Dans son communiqué (25 juillet), AIDES appelle le gouvernement à aller au delà du symbole, en faisant de cette taxe une véritable arme au service de la lutte contre le sida et des grandes urgences mondiales. "On ne vaincra pas le sida avec un pistolet à bouchon", ironise Bruno Spire. "Plus de 7 millions de personnes ont un besoin urgent de traitement pour survivre. C'est d'abord à cela que la taxe doit servir". C’est bien là qu’est le problème, les gouvernements ne semblent pas partager cette vision. Si les Etats n’ont pas encore adopté cette taxe, il y a fort à parier que la dégradation de la situation économique s’accentuant, ils s’y rallient. Mais alors, celle-ci servira prioritairement à éponger les dettes… Des miettes seraient alors affectées à l'aide au développement.
 
Il existe bien un projet de taxe de la Commission européenne qui a prévu un taux de 0,1 % pour les actions et les obligations et de 0,01 % sur les autres produits financiers. Elle pourrait générer jusqu'à 57 milliards d'euros, si elle était appliquée dans toute l'Union européenne. Mais on ne sait rien de la part qui pourrait être attribuée au développement dont la lutte contre les grandes épidémies. Ce choix, a minima, du gouvernement français est donc un mauvais signe, et même un mauvais exemple. Il frappe d’autant plus qu’il est en décalage avec les cris d’alerte lancés par des personnalités engagées dans la lutte contre le sida.

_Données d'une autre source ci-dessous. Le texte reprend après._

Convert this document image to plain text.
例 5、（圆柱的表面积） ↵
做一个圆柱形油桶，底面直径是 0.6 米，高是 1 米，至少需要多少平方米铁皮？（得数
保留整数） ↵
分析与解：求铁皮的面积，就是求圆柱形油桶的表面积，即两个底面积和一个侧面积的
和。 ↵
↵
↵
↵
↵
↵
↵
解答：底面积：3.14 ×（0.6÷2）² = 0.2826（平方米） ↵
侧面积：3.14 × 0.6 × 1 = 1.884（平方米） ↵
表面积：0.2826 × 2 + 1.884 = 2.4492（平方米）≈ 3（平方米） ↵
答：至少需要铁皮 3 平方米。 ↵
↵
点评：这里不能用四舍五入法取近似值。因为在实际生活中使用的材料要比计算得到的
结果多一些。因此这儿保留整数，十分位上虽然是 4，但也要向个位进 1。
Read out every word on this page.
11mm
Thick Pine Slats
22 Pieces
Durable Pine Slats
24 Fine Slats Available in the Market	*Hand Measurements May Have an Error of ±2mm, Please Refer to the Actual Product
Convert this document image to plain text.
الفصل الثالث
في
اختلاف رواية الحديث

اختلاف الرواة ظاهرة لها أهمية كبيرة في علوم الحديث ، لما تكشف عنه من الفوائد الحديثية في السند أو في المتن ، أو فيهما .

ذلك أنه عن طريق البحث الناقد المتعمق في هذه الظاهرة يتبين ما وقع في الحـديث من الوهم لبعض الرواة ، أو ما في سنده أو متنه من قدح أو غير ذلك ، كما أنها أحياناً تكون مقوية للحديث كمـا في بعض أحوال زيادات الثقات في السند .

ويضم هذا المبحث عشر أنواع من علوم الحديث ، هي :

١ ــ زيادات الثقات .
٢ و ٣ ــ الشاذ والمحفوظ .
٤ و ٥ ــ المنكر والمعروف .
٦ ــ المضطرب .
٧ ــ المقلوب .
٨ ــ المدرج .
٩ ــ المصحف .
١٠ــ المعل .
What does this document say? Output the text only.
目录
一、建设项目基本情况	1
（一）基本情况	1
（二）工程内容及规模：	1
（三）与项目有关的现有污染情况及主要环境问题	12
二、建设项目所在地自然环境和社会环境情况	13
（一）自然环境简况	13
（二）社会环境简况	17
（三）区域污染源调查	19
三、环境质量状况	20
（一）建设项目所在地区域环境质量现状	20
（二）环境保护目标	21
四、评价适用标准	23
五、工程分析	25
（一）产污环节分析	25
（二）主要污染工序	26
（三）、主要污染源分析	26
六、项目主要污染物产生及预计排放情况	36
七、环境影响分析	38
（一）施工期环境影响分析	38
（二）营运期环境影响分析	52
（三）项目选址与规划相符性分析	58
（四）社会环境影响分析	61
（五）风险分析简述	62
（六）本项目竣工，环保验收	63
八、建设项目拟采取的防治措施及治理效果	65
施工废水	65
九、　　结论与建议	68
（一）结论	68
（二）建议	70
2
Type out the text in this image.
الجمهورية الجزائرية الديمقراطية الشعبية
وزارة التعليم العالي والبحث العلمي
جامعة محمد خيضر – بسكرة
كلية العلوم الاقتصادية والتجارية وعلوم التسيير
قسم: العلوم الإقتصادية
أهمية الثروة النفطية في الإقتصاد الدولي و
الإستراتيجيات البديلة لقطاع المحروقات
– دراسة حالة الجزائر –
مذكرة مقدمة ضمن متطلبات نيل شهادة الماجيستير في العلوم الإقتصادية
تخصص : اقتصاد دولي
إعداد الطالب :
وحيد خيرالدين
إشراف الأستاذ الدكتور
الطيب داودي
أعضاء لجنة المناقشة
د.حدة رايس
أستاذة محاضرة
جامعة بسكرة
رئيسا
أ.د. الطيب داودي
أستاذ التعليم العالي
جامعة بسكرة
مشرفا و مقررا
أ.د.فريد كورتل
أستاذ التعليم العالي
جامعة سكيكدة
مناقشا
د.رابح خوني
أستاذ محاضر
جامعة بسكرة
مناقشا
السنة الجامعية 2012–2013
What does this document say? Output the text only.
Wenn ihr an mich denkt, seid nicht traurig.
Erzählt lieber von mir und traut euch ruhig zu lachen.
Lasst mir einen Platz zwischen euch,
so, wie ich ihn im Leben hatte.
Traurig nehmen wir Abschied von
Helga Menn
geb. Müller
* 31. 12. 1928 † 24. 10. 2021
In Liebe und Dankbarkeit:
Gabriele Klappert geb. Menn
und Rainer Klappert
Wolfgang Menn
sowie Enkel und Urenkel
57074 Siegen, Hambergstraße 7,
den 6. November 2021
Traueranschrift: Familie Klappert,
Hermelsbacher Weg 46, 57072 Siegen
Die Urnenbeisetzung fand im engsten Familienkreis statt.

Le 10 juillet, plusieurs personnalités, dont Philippe Douste-Blazy, conseiller spécial du Secrétaire général des Nations Unies, président de UNITAID, avaient réclamé que la France consacre "au moins 50 %" du produit de la nouvelle taxe "au financement du développement, à la lutte contre les grandes pandémies, à l'accès à l'eau potable et la lutte contre la faim par le développement de l'agriculture". Le 23 juillet, c’est Bill Gates, dans un discours à la conférence,  qui expliquait : "Il est clair que même si on optimise au mieux la façon de faire ce travail, les fonds ne seront pas suffisants pour traiter toutes les personnes qui auront besoin de traitement (…) Nous vivons actuellement dans une période d'une incroyable incertitude quant au fait de savoir comment maintenir de solides financements".
 
10 %. Ce choix tranche également avec les déclarations "volontaristes" de François Hollande. Dans un contexte "difficile" sur les plans économique et financier, "l'engagement des Etats et des donateurs est indispensable", expliquait le président de la République (...). Il dépend désormais de nous d'arrêter l'épidémie du Sida, si nous le décidons, nous le pouvons". 10 %... est-ce le bon exemple ?

Commentaires

Portrait de joseph

je suis choqué par le contenu de ce document concernant le manque de serieux de francois hollande... je suis décu et je regrette de devoir constater que mr Hollande fait la sourde oreille..et ne fait pas plus une priorité de la maladie. C'est triste et je j'ai honte pour lui.... je voulais exprimer mon désarroi sur ce président que nous avons élue en qui nous avons mis tous nos espoirs...j'espere que des militants PS regarderons les reactions ici ou là des français et que le président prendra des décisions humanitaires.justes comme il le dit si bien .. PS REVEILLEZ VOUS!!!